Выбрать главу

Знаю, что во всем случившемся она винит одного меня. Об этом мне говорят не те, кто знает тебя, а те, кто тебя не знает и знать не желает. Я часто слышу об этом. К примеру, мне известно о том, что она любит порассуждать о влиянии, которое может оказывать взрослый мужчина на юношу. В этом она видит причину всех неприятностей, которые происходят с молодыми людьми, и эта ее убежденность встречает всеобщее понимание и сочувствие.

Впрочем, меня это не удивляет, ибо чем меньше люди знают о каком-то предмете, тем с большей предвзятостью к нему относятся. Я не стану спрашивать у тебя, какое влияние я на тебя оказывал. Ты и сам знаешь, что никакого. Более того, ты даже гордился этим, и в данном случае имел для этого все основания. Да и было ли в тебе хоть что-то такое, на что бы я мог повлиять? Ум? Уж слишком неразвит он был. Воображение? Оно было мертво. Душа?

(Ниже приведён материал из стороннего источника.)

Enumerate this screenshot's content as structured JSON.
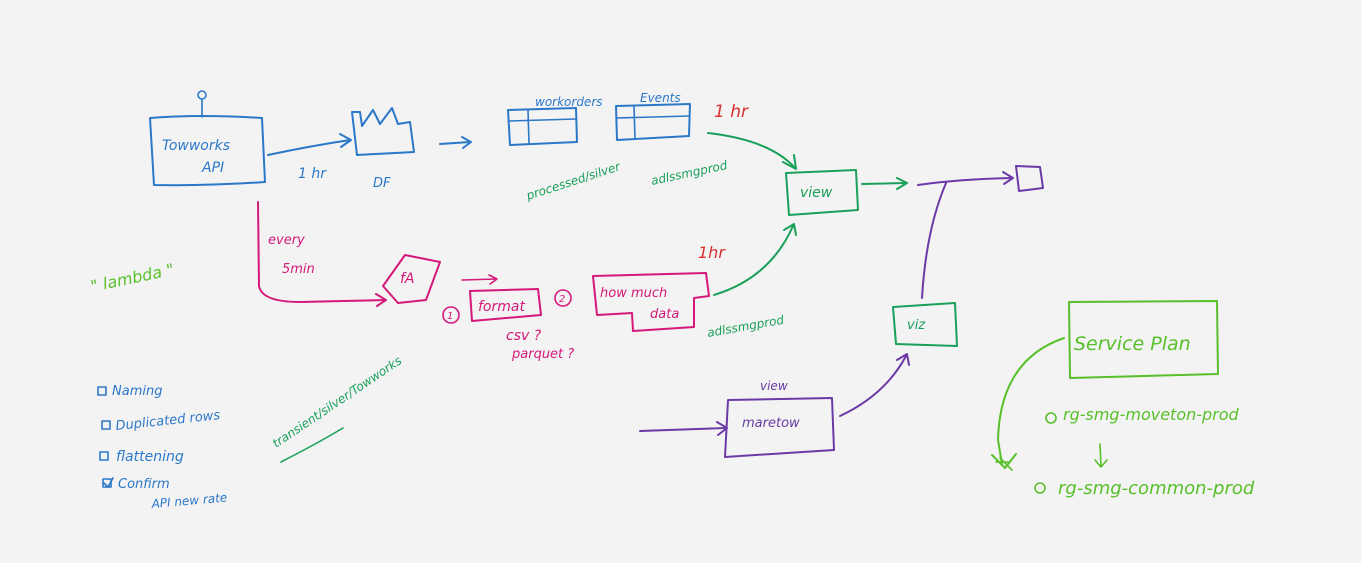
{
  "colors": {
    "blue": "#2b78c9",
    "green": "#1aa05a",
    "magenta": "#d4197a",
    "red": "#d83030",
    "purple": "#6a3aa7",
    "lime": "#58c02a",
    "background": "#f3f3f3"
  },
  "labels": {
    "towworks_api_line1": "Towworks",
    "towworks_api_line2": "API",
    "df_label": "DF",
    "interval_1hr_blue": "1 hr",
    "workorders": "workorders",
    "events": "Events",
    "processed_silver": "processed/silver",
    "adls_smg_prod_top": "adlssmgprod",
    "interval_1hr_red_top": "1 hr",
    "view_box": "view",
    "every": "every",
    "five_min": "5min",
    "lambda": "\" lambda \"",
    "fa": "fA",
    "step_1": "1",
    "format": "format",
    "step_2": "2",
    "csv_q": "csv ?",
    "parquet_q": "parquet ?",
    "how_much_line1": "how much",
    "how_much_line2": "data",
    "interval_1hr_red_mid": "1hr",
    "adls_smg_prod_mid": "adlssmgprod",
    "viz_box": "viz",
    "transient_path": "transient/silver/Towworks",
    "view_small": "view",
    "maretow": "maretow",
    "service_plan": "Service Plan",
    "rg_moveton": "rg-smg-moveton-prod",
    "rg_common": "rg-smg-common-prod"
  },
  "checklist": [
    "Naming",
    "Duplicated rows",
    "flattening",
    "Confirm"
  ],
  "checklist_extra": "API new rate"
}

Она еще не родилась.

Из всех людей, встречавшихся на моем пути, ты был единственным, на кого я не мог оказать никакого влияния – ни хорошего, ни дурного.

Когда я лежал больной, беспомощный, страдая от лихорадки, которую я подхватил, ухаживая за тобой, то не мог повлиять на тебя даже в той минимальной степени, чтобы ты дал мне стакан молока или позаботился о том, чтобы у меня были предметы первой необходимости, без которых не обойтись больному, или потрудился проехать пару сотен метров до ближайшей книжной лавки, чтобы купить мне книгу за мои же деньги.

Даже тогда, когда я сидел и сочинял комедии, которым было суждено превзойти по своему блеску Конгрива,[202] по своей глубине – Дюма-сына, а по совокупности всех своих качеств – любых других авторов, я не мог повлиять на тебя таким образом, чтобы ты не беспокоил меня, а ведь покой для художника – это все.

В какой бы комнате я ни пытался уединиться, делая из нее свой рабочий кабинет, ты все равно воспринимал ее как обычную гостиную, где можно курить, попивать рейнвейн с сельтерской и болтать всякую ерунду.

«Влияние, оказываемое взрослым мужчиной на юношу» – кто-то, быть может, и верит в такие вещи, но только не я. Когда я слышу об этом, я всегда думаю: Боже мой, что за чепуха! Ну а ты, слыша эту сакраментальную фразу, небось всегда прячешь улыбку. И имеешь на это все основания.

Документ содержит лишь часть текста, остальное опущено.